Por fim, senta-se sobre o corpo do rapaz até que ambos chegam ao clímax. Ela não consegue segurar um pequeno grito.


A cama range, lá no quarto.


O garoto pega suas roupas num gesto só e pelado salta a mureta para o terreno baldio, ao lado, torcendo o tornozelo direito ao tocar o solo.


Vai colocando as bermudas sem cueca mesmo, ao correr num pé só, como um saci desbotado.


A mulher está se lavando no tanque quando Santana chega à cozinha.


Tu gritou, Piedade?
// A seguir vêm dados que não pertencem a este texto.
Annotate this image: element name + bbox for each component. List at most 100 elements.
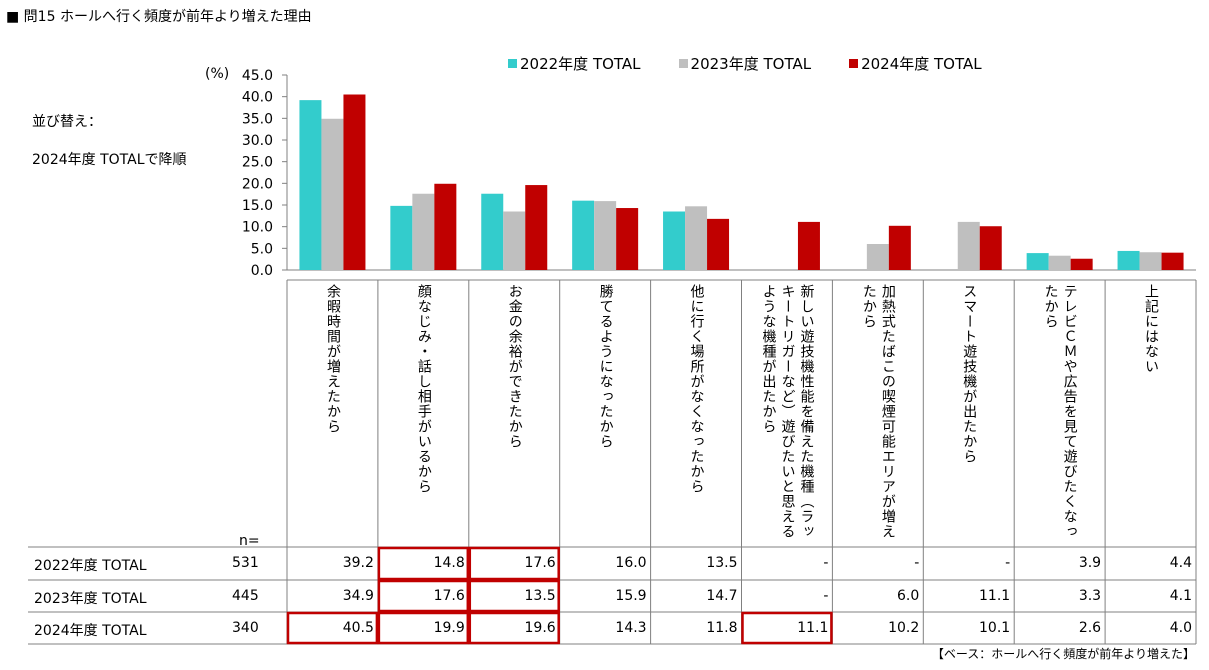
bar-0-4 bbox=[663, 211, 686, 270]
bar-1-0 bbox=[321, 118, 344, 271]
table-cell: 17.6 bbox=[524, 555, 556, 571]
footnote: 【ベース：ホールへ行く頻度が前年より増えた】 bbox=[931, 647, 1195, 661]
legend-label-2022: 2022年度 TOTAL bbox=[520, 55, 641, 73]
category-label: 加熱式たばこの喫煙可能エリアが増えたから bbox=[860, 284, 896, 539]
y-tick-label: 5.0 bbox=[251, 241, 273, 257]
bar-2-9 bbox=[1161, 252, 1184, 270]
y-tick-label: 35.0 bbox=[242, 111, 273, 127]
category-label: 上記にはない bbox=[1143, 284, 1160, 374]
bar-1-8 bbox=[1048, 255, 1071, 270]
table-cell: 11.1 bbox=[979, 588, 1011, 604]
highlight-box bbox=[377, 546, 470, 581]
row-label: 2024年度 TOTAL bbox=[34, 623, 147, 639]
bar-2-1 bbox=[434, 183, 457, 270]
bar-2-3 bbox=[616, 208, 639, 270]
category-label: 新しい遊技機性能を備えた機種（ラッキートリガーなど）遊びたいと思えるような機種が… bbox=[760, 284, 815, 539]
table-cell: - bbox=[823, 555, 829, 571]
y-axis-unit: (%) bbox=[205, 66, 230, 82]
category-label: 余暇時間が増えたから bbox=[324, 284, 341, 434]
highlight-box bbox=[468, 611, 560, 645]
table-cell: 13.5 bbox=[524, 588, 556, 604]
y-tick-label: 15.0 bbox=[242, 198, 273, 214]
table-cell: 10.1 bbox=[979, 620, 1011, 636]
legend-item-2022: 2022年度 TOTAL bbox=[508, 53, 641, 74]
bar-2-0 bbox=[343, 94, 366, 270]
table-cell: - bbox=[914, 555, 920, 571]
bar-0-9 bbox=[1117, 250, 1140, 270]
bar-1-1 bbox=[412, 193, 435, 270]
category-label: お金の余裕ができたから bbox=[506, 284, 523, 449]
table-cell: 19.9 bbox=[433, 620, 465, 636]
row-n-value: 531 bbox=[232, 555, 259, 571]
y-tick-label: 25.0 bbox=[242, 155, 273, 171]
y-tick-label: 45.0 bbox=[242, 68, 273, 84]
sort-label: 並び替え： bbox=[32, 114, 102, 130]
legend-swatch-2023 bbox=[678, 59, 688, 68]
y-tick-label: 20.0 bbox=[242, 176, 273, 192]
bar-2-7 bbox=[979, 226, 1002, 270]
legend-label-2023: 2023年度 TOTAL bbox=[690, 55, 812, 73]
sort-value: 2024年度 TOTALで降順 bbox=[32, 152, 187, 168]
table-cell: 2.6 bbox=[1078, 620, 1102, 636]
table-cell: 13.5 bbox=[706, 555, 738, 571]
row-n-value: 340 bbox=[232, 620, 259, 636]
legend-swatch-2024 bbox=[849, 59, 859, 68]
bar-0-0 bbox=[299, 100, 322, 270]
table-cell: 19.6 bbox=[524, 620, 556, 636]
table-cell: 34.9 bbox=[342, 588, 374, 604]
bar-2-8 bbox=[1070, 258, 1093, 270]
table-cell: 4.1 bbox=[1169, 588, 1192, 604]
row-n-value: 445 bbox=[232, 588, 259, 604]
bar-0-2 bbox=[481, 193, 504, 270]
table-cell: 11.8 bbox=[706, 620, 738, 636]
highlight-box bbox=[741, 611, 833, 645]
table-cell: 4.4 bbox=[1169, 555, 1192, 571]
table-cell: 3.9 bbox=[1078, 555, 1102, 571]
legend: 2022年度 TOTAL 2023年度 TOTAL 2024年度 TOTAL bbox=[508, 53, 982, 74]
category-label: スマート遊技機が出たから bbox=[961, 284, 978, 464]
n-label: n= bbox=[239, 533, 260, 549]
table-cell: 16.0 bbox=[615, 555, 647, 571]
category-label: 他に行く場所がなくなったから bbox=[688, 284, 705, 494]
table-cell: 3.3 bbox=[1078, 588, 1102, 604]
table-cell: 14.7 bbox=[706, 588, 738, 604]
bar-0-1 bbox=[390, 205, 413, 270]
highlight-box bbox=[377, 579, 470, 613]
table-cell: 4.0 bbox=[1169, 620, 1192, 636]
table-cell: 14.8 bbox=[433, 555, 465, 571]
table-cell: 40.5 bbox=[342, 620, 374, 636]
table-cell: 6.0 bbox=[897, 588, 920, 604]
table-cell: 17.6 bbox=[433, 588, 465, 604]
y-tick-label: 40.0 bbox=[242, 90, 273, 106]
table-cell: 11.1 bbox=[797, 620, 829, 636]
table-cell: 15.9 bbox=[615, 588, 647, 604]
highlight-box bbox=[468, 546, 560, 581]
table-cell: 14.3 bbox=[615, 620, 647, 636]
category-label: テレビＣＭや広告を見て遊びたくなったから bbox=[1042, 284, 1078, 539]
legend-item-2023: 2023年度 TOTAL bbox=[678, 53, 812, 74]
bar-1-6 bbox=[866, 244, 889, 270]
bar-1-7 bbox=[957, 221, 980, 270]
table-cell: - bbox=[823, 588, 829, 604]
highlight-box bbox=[377, 611, 470, 645]
bar-0-8 bbox=[1026, 253, 1049, 270]
highlight-box bbox=[286, 611, 379, 645]
category-label: 顔なじみ・話し相手がいるから bbox=[415, 284, 432, 494]
bar-2-6 bbox=[888, 225, 911, 270]
bar-2-5 bbox=[797, 221, 820, 270]
y-tick-label: 10.0 bbox=[242, 220, 273, 236]
category-label: 勝てるようになったから bbox=[597, 284, 614, 449]
row-label: 2023年度 TOTAL bbox=[34, 591, 147, 607]
bar-1-3 bbox=[594, 201, 617, 270]
y-tick-label: 0.0 bbox=[251, 263, 273, 279]
table-cell: - bbox=[1005, 555, 1011, 571]
table-cell: 10.2 bbox=[888, 620, 920, 636]
bar-2-4 bbox=[707, 218, 730, 270]
bar-1-4 bbox=[685, 206, 708, 270]
legend-item-2024: 2024年度 TOTAL bbox=[849, 53, 982, 74]
bar-1-9 bbox=[1139, 252, 1162, 270]
legend-swatch-2022 bbox=[508, 59, 517, 68]
bar-2-2 bbox=[525, 185, 548, 270]
bar-0-3 bbox=[572, 200, 595, 270]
O que que houve?


Ela explica, sorrindo. Ficou tão afogueada depois de fazer amor com ele, seu marido, que precisou se lavar. Só que a água estava gelada....


Santana está pelado, o corpanzil ocupando todo o espaço aéreo da pequena cozinha.


Querido – ela termina de se lavar e recolhe com rapidez a toalha do chão, embolando-a no interior do cesto – melhor se vestir, daqui há pouco as crianças chegam...


Você também… Santana sorri, dá-lhe uma grande palmada na bunda branca e ainda firme. Não consigo dormir direito com a água do vaso pingando o tempo todo. Vou ter que trocar a válvula mesmo. Você venceu!


E segue em direção ao quarto, mas tropeça no par de tênis quadriculados do seu empregado, abandonado sobre os ladrilhos da cozinha.


Dá mais um passo, estaca.

E se volta para a mulher, congelada e nua.